Apesar de já previstos em lei e regulamentados desde 2004 pelo Decreto 5.296/04, mecanismos como audiodescrição, legendas descritivas e janela para a Língua Brasileira de Sinais (Libras) ainda alcançam uma parcela muito pequena das produções audiovisuais.

A audiência pública foi requerida pela deputada Rosângela Curado (PDT-MA).Um exemplo disso são as produtoras de filmes nacionais, que só passaram a se preocupar com a acessibilidade para pessoas com deficiência depois que a Agência Nacional do Cinema (Ancine) publicou a Instrução 116/14, que obriga as produções financiadas com recursos públicos federais geridos pela agência a oferecer legendagem descritiva, audiodescrição e Libras.

Audiodescrição

A professora da Universidade Federal do Ceará (UFC) Soraya Ferreira, que é doutora em formação de audiodescritores, exemplificou como os mecanismos de acessibilidade podem ampliar a comunicação e também atender pessoas sem deficiência. Ela realizou a audiodescrição de uma ópera e disse que, no meio do espetáculo, as pessoas que não eram cegas passaram a acompanhar a ópera com a sua descrição.
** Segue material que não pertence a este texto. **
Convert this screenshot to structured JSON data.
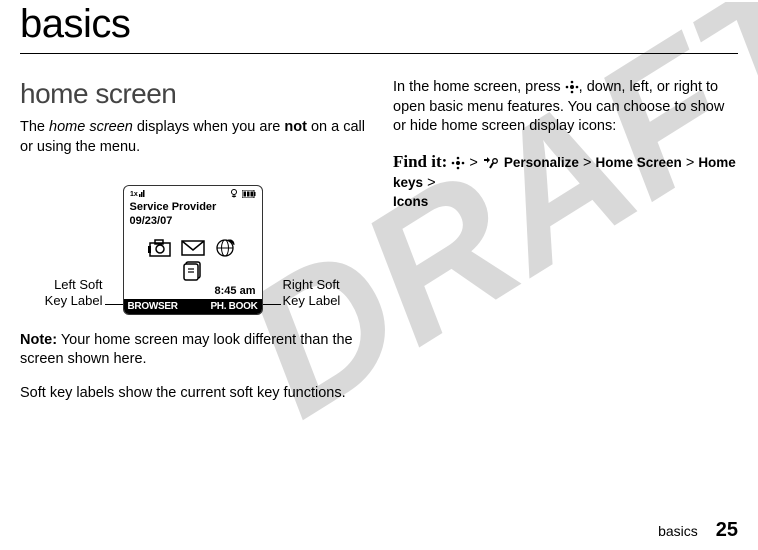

“Muitas pessoas que enxergavam não tinham conhecimento desse gênero e não estavam entendendo a dinâmica da ópera. Com a audiodescrição, elas passaram a ouvir e compreender tudo com mais detalhes”, disse ela.
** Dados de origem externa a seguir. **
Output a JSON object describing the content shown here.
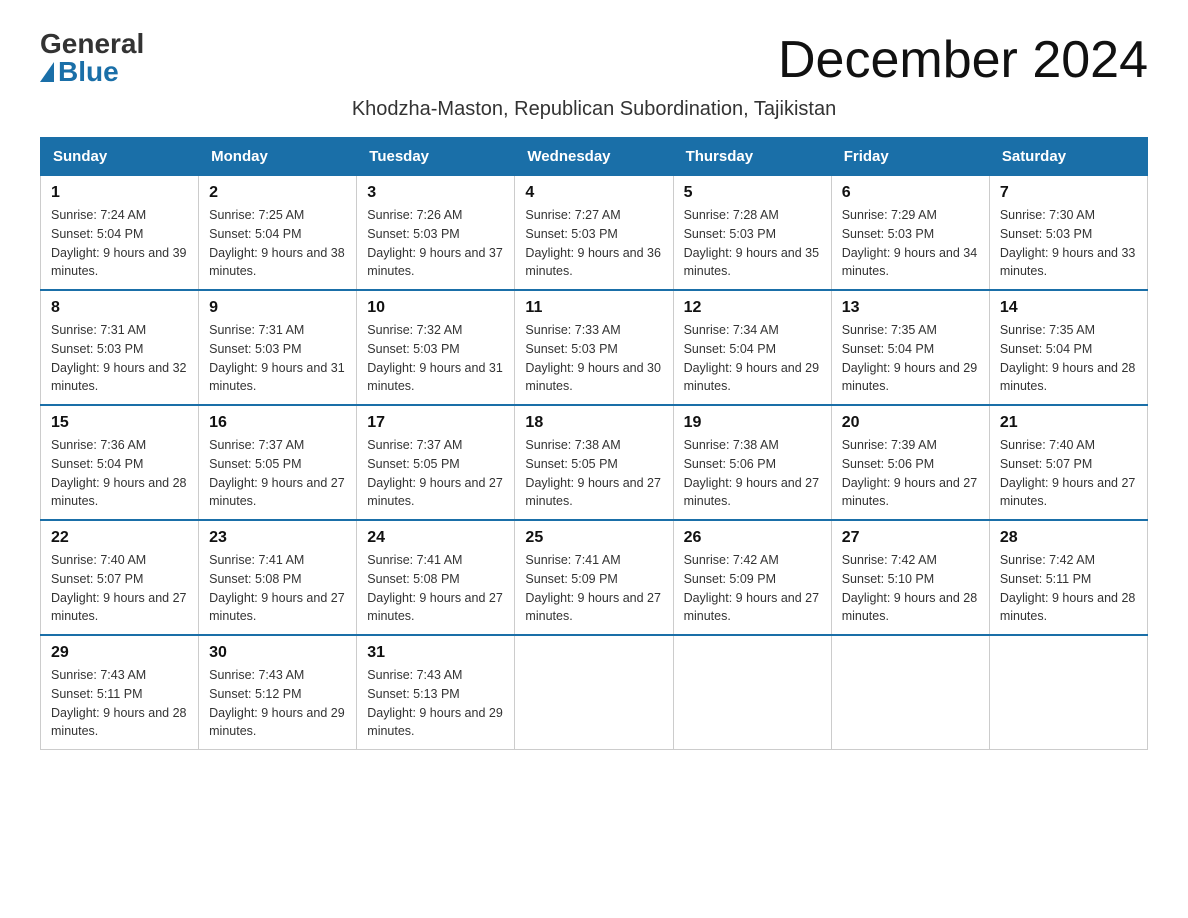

Soraya Ferreira apresentou um guia orientador sobre uso de audiodescrição, legendagem e janela para Libras em produções audiovisuais, trabalho que foi feito em conjunto com os demais palestrantes. “Hoje não podemos mais usar a desculpa que não há parâmetros e que os profissionais não sabem como fazer. Há muitas pesquisas sendo feitas nas universidades”, disse Soraya, ponderando, no entanto, que é preciso buscar esses profissionais habilitados já que o uso inadequado dos recursos de acessibilidade podem confundir em vez de esclarecer o conteúdo.

A coordenadora de Gestão Estratégica da Secretaria do Audiovisual do Ministério da Cultura, Sylvia Bahiense Naves, explicou que esse guia foi feito de forma voluntária é um trabalho científico que foi amplamente testado. “A obrigação de oferecer acessibilidade causou um espanto na classe cinematográfica e eles não sabiam como fazer. As primeiras amostras de curtas acessíveis eram hilárias. Então vimos que era preciso esclarecer quais eram os parâmetros”, destacou a coordenadora, explicando que convidou os especialistas presentes na audiência para elaborar o guia orientador.
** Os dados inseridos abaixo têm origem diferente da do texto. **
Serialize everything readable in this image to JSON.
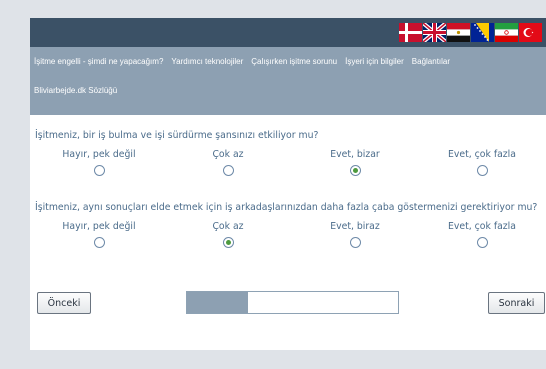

A primeira vice-presidente da comissão, deputada Zenaide Maia (PR-RN) elogiou a iniciativa de produzir o manual e defendeu o cumprimento da legislação. “Vocês estão mostrando que a acessibilidade comunicacional é possível. Nós temos uma lei moderníssima, mas é preciso executar. Vocês estão dando o exemplo aqui”, ressaltou.

A deputada ressaltou a importância de se garantir o acesso ao guia elaborado pela universidade cearense ao maior número de pessoas possível. ” Eu já me comprometi de conversar com Sylvia [Naves, do MinC] para saber se existe interesse e se é importante a gente reproduzir o guia, com autorização de vocês, e distribuir às instituições interessadas”, afirmou.

Produção audiovisual

O professor de Libras Saulo Machado usou a linguagem durante sua explanação para criticar a falta de filmes brasileiros com recursos de acessibilidade, embora a obrigatoriedade já esteja prevista na legislação. “Legendas e a janela de Libras são recursos importantes para que os surdos ampliem o seu vocabulário. As empresas de audiovisual e os cineastas precisam trabalhar nisso.É um direito que os surdos têm”, disse Machado.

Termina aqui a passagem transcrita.